White R P, Deane C, Vallance P, Markus H S
Department of Clinical Neurosciences, King's College School of Medicine and Dentistry and the Institute of Psychiatry, London, UK.
Stroke. 1998 Feb;29(2):467-72. doi: 10.1161/01.str.29.2.467.
Animal studies suggest that nitric oxide (NO) is important in basal cerebral blood flow (CBF) regulation and that it may mediate the vasodilatory response to carbon dioxide. We investigated its role in the human circulation using the NO synthase inhibitor N(G)-monomethyl-L-arginine (L-NMMA).
L-NMMA was administered as an intravenous bolus at three doses (1, 3, and 10 mg/kg). CBF was assessed by color velocity ultrasonic imaging of internal and common carotid artery volume flow (ICA flow and CCA flow) and transcranial Doppler ultrasound measurement of middle cerebral artery flow velocity (MCAv). The pressor effect of L-NMMA was controlled for by comparison with noradrenaline titrated to effect an equivalent blood pressure elevation.
L-NMMA produced a dose-dependent reduction in basal mean+/-SD CCA flow from 415.2+/-51.9 to 294+/-56.2 mL/min (at 10 mg/kg) and ICA flow from 268.8+/-59.4 to 226.2+/-72.6 mL/min (P<.005 and P<.05, respectively, comparing areas under the dose-response curve). This was reversed by L-arginine. Mean+/-SD systemic blood pressure rose from 85.2+/-6.4 to 100.8+/-9.6 mm Hg (P<.01). There was no significant reduction in MCAv. There was no significant change in the CBF response to either 6% or 8% carbon dioxide after L-NMMA. Noradrenaline produced a lesser fall in basal CCA flow (12.0%) but had a similar effect on the hypercapnic response.
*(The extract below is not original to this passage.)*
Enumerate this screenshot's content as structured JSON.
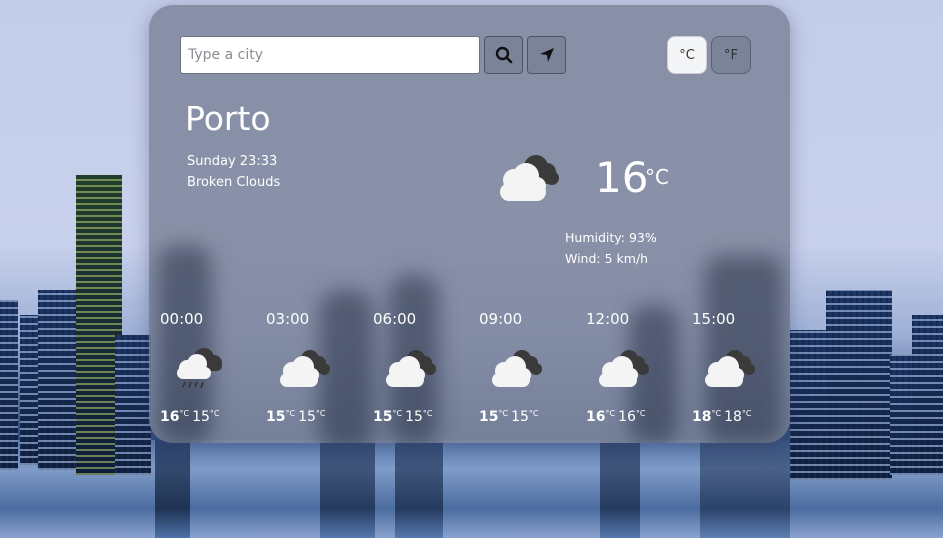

Basal NO release is important in controlling human CBF, but intravenously administered L-NMMA does not inhibit the hypercapnic hyperemic response in humans. The discrepancy between CBF and MCAv after L-NMMA administration is consistent with MCA vasoconstriction. Neuronal NO synthase inhibition may be protective in stroke. However, our results suggest that nonselective NO synthase inhibitors such as L-NMMA should be used with caution because they reduce CBF.
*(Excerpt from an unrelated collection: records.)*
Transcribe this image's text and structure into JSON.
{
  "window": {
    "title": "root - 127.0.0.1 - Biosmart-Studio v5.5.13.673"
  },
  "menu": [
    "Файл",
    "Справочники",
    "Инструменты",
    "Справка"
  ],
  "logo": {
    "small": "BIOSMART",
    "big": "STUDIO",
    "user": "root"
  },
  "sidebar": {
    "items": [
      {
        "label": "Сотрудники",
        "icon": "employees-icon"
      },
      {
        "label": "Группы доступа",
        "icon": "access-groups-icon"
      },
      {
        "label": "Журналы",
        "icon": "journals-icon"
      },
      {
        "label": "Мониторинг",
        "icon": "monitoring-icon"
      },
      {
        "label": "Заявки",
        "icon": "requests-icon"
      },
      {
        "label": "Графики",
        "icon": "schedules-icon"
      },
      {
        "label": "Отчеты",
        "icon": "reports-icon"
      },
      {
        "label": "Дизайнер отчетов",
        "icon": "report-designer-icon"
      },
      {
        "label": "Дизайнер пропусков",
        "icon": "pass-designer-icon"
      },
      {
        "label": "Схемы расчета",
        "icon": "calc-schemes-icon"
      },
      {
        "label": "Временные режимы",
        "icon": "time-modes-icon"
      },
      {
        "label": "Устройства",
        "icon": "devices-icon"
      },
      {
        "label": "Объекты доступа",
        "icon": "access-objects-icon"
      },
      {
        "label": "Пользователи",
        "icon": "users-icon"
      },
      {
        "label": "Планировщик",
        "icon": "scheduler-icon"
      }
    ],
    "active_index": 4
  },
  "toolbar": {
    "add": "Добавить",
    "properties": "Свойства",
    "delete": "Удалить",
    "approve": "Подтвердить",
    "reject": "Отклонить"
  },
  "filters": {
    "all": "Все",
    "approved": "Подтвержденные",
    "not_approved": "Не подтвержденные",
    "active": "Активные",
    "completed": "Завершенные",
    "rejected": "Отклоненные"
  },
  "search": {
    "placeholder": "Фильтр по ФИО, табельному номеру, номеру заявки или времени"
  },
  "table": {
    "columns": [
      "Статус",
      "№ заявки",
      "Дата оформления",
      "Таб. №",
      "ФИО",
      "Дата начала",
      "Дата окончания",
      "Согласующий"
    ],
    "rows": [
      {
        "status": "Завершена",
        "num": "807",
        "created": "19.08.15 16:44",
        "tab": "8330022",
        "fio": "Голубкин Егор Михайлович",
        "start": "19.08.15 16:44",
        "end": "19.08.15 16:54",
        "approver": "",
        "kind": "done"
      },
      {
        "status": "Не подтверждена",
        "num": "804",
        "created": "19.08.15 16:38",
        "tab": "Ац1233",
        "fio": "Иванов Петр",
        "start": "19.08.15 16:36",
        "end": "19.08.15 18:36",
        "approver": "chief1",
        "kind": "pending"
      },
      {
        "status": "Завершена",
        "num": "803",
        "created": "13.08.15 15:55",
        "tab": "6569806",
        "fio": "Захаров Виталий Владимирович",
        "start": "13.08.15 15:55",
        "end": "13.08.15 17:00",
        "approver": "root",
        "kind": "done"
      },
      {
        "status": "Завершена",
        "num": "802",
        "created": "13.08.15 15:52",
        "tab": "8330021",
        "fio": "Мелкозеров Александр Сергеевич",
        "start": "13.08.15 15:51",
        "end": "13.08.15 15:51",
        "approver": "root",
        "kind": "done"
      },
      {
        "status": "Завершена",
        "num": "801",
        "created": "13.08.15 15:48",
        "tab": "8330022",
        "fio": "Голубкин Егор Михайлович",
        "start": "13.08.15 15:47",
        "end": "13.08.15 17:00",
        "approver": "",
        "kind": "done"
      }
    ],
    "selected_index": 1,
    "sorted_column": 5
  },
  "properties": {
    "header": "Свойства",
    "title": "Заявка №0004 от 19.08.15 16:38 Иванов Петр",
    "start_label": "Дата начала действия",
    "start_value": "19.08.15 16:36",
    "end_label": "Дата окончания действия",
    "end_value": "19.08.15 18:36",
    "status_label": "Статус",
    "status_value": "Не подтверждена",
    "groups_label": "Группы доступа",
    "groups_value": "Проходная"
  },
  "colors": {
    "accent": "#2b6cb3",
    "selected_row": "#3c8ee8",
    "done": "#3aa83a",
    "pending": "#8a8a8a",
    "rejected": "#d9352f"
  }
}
动物研究表明,一氧化氮(NO)在基础脑血流量(CBF)调节中起重要作用,且可能介导对二氧化碳的血管舒张反应。我们使用一氧化氮合酶抑制剂N(G)-单甲基-L-精氨酸(L-NMMA)研究其在人体循环中的作用。
L-NMMA以三种剂量(1、3和10mg/kg)静脉推注给药。通过彩色速度超声成像评估颈内动脉和颈总动脉容积流量(ICA流量和CCA流量)以及经颅多普勒超声测量大脑中动脉血流速度(MCAv)来评估CBF。通过与滴定至产生等效血压升高的去甲肾上腺素比较来控制L-NMMA的升压作用。
L-NMMA使基础平均±标准差CCA流量从415.2±51.9降至294±56.2mL/min(10mg/kg时),ICA流量从268.8±59.4降至226.2±72.6mL/min(分别比较剂量反应曲线下面积,P<0.005和P<0.05)。这被L-精氨酸逆转。平均±标准差全身血压从85.2±6.4升至100.8±9.6mmHg(P<0.01)。MCAv无显著降低。L-NMMA后对6%或8%二氧化碳的CBF反应无显著变化。去甲肾上腺素使基础CCA流量下降较少(12.0%),但对高碳酸血症反应有类似作用。
基础NO释放对控制人体CBF很重要,但静脉注射L-NMMA不抑制人体的高碳酸血症性充血反应。L-NMMA给药后CBF和MCAv之间的差异与MCA血管收缩一致。神经元型NO合酶抑制在中风中可能具有保护作用。然而,我们的结果表明,应谨慎使用L-NMMA等非选择性NO合酶抑制剂,因为它们会降低CBF。